Of these patients, 114 cases (26 percent) were classified as healthcare-associated. These patients had been admitted for other reason, and the onset of their flu symptoms did not take place until 48 hours or more after admission.
A detailed genetic analysis of virus samples was also performed. This analysis showed a close genetic relationship between flu viruses in samples taken from patents staying in the same ward within a single week.
“Besides the association in time and space, a kind of DNA evidence, like from a crime scene, was used. Overall, teher’s strong support for transmission of infection within the hospital”, says Martina Sansone, PhD a recent PhD graduate at Sahlgrenska Academy, University of Gothenburg, and a consultant in infectious diseases and hospital hygiene at Sahlgrenska University Hospital.
“The proportion who became infected within the hospital was even higher than I thought it would be — and after all, this is my job,” she continues. “This research area isn’t especially well explored.”

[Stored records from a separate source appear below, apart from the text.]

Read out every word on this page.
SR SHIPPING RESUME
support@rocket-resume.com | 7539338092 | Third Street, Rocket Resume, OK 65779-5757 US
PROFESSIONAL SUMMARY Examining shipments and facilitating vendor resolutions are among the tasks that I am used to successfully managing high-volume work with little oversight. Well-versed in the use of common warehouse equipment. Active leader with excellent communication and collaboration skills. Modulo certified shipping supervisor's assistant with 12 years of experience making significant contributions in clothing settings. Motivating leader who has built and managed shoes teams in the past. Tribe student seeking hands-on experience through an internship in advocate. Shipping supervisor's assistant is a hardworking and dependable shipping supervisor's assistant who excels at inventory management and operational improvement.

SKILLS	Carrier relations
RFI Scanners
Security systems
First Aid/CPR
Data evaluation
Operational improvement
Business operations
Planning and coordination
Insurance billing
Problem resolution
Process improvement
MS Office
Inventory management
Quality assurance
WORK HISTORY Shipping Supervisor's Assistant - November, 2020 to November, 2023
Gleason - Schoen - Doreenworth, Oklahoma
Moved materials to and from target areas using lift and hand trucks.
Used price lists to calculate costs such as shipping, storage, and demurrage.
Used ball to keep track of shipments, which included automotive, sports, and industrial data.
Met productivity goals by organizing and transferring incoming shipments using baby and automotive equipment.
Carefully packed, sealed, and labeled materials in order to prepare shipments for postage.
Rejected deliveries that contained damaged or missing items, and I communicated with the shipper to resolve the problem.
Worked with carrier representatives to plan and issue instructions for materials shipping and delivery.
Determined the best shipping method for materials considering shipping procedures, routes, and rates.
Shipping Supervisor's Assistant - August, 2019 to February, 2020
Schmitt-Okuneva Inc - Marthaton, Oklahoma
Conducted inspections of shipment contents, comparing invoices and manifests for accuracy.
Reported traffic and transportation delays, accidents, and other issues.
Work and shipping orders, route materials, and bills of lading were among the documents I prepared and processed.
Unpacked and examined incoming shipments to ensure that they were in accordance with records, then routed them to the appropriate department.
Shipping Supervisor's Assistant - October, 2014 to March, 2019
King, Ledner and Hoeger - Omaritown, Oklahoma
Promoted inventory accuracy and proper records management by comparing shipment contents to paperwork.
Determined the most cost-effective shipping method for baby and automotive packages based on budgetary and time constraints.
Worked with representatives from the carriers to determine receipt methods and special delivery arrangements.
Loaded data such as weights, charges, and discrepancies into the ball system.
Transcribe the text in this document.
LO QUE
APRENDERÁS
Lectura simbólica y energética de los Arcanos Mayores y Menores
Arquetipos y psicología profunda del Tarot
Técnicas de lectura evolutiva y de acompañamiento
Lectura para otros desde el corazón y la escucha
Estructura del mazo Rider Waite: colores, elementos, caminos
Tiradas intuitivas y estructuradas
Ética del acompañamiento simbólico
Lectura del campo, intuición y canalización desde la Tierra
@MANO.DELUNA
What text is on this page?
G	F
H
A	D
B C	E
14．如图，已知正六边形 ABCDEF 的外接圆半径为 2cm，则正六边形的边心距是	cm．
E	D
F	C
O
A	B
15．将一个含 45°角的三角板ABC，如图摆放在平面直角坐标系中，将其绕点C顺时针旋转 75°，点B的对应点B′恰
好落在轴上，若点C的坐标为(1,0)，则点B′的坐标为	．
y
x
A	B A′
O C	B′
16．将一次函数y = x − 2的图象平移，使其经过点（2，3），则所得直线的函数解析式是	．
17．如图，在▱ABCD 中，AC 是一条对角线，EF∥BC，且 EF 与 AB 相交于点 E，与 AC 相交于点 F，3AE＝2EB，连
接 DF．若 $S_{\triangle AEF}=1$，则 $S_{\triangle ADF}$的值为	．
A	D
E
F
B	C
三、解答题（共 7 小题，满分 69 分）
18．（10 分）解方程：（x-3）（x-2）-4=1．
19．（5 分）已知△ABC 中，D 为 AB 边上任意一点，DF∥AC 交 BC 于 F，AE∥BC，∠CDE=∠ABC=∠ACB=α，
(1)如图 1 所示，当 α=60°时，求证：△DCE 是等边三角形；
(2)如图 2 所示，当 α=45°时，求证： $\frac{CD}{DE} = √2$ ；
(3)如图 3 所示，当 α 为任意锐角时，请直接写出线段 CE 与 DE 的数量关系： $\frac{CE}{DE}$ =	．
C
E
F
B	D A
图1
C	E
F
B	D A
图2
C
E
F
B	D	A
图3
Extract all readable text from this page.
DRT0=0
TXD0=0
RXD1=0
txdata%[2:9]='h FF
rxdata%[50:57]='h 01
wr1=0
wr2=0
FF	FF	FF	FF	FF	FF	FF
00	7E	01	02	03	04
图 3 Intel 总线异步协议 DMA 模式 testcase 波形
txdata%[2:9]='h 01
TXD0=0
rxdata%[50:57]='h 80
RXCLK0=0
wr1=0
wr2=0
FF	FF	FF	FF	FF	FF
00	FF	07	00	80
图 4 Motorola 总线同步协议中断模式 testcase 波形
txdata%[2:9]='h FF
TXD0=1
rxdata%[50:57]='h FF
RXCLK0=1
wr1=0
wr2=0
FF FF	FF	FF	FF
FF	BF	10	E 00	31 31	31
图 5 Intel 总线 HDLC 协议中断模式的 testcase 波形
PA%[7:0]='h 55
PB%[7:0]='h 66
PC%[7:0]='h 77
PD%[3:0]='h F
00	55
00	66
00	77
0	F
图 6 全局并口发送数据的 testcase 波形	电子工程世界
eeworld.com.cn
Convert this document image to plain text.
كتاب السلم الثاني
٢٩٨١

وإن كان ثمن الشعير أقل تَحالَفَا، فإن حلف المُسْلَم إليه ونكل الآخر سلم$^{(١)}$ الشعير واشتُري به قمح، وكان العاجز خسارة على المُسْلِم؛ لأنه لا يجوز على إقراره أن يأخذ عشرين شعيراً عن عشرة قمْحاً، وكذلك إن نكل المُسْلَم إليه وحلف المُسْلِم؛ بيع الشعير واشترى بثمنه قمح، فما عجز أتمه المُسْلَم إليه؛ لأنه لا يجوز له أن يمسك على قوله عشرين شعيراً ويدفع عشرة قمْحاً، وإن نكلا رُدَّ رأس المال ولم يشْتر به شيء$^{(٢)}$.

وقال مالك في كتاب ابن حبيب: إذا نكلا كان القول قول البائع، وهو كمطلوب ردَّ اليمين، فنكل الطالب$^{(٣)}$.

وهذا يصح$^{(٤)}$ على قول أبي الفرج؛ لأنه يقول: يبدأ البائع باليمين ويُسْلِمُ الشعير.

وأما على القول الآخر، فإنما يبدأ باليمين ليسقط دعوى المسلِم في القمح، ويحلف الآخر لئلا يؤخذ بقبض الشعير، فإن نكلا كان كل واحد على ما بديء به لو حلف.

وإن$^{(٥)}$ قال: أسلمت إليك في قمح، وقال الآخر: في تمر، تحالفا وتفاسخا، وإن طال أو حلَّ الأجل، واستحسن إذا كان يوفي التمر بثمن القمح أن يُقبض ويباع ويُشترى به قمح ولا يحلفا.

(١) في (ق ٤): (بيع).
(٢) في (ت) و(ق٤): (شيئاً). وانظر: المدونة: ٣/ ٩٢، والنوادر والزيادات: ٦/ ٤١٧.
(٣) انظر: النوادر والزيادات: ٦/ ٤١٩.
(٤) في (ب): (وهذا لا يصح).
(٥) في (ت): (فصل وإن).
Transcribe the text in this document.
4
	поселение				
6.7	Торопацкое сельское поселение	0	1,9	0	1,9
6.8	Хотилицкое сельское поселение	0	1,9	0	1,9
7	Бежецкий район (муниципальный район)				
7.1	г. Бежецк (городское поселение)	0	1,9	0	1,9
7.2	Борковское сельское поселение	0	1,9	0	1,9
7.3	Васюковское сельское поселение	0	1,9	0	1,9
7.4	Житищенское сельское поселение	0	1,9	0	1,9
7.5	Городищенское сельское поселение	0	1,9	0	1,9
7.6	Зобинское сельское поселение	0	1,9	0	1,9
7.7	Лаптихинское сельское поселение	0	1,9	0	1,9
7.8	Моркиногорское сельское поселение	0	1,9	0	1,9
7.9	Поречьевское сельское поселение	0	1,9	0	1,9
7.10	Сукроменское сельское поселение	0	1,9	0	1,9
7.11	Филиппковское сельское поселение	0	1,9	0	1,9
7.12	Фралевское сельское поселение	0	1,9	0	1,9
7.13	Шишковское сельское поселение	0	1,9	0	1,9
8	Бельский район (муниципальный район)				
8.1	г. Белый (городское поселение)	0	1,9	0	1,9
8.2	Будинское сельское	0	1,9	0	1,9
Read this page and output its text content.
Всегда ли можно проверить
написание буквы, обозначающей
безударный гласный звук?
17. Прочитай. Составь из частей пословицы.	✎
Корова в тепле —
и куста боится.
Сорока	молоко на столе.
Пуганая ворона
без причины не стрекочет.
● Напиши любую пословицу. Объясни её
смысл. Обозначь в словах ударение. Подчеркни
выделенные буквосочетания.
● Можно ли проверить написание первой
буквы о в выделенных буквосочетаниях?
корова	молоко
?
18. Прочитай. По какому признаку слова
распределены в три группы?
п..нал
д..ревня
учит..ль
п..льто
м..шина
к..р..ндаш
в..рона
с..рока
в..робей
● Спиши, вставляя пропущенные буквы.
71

Twenty-six people in the study group died. The majority were older patients with cardiac or pulmonary diseases, and the seasonal flu of 2016-2017 was considered relatively severe.
Based on her doctoral studies in their entirety — including a flu outbreak at Kungälv Hospital — Sansone concludes that transmission of influenza in hospital wards is common.
The shortage of beds is identified as a key factor in the context. The lack of single rooms also leads to more transfers of patients within a hospital and this, in turn, can add to the spread of infection.
“There has been an exaggerated focus on measurable lead times in the emergency room, and on cutting wait times. Sometimes the decision to hospitalize a patient is taken too quickly, before the diagnosis is complete and the risk of a person being infectious is known to exist. I also think the staff sometimes finds it hard to grasp the fact that one patient can represent a danger to another.”
The parallels with COVID-19 are obvious, Sansone thinks. Respiratory tract symptoms are common and may be mild. In the flu season too, planned care may be postponed and patients need to be kept isolated in the hospital environment.
“In Sweden our hospitals have been extremely open, to family members as well as others, with lots of people coming and going. Why not have separate flu wards, in the same way as we have COVID-19 wards?” she wonders.
“The crucial needs are for us to reduce numbers of contacts, carry out prompt flu testing in the emergency room, and increase the vaccination rates. Today, around 50 percent of the elderly population in Sweden are vaccinated against the seasonal flu, well below the WHO target of 75 percent,” Sansone says.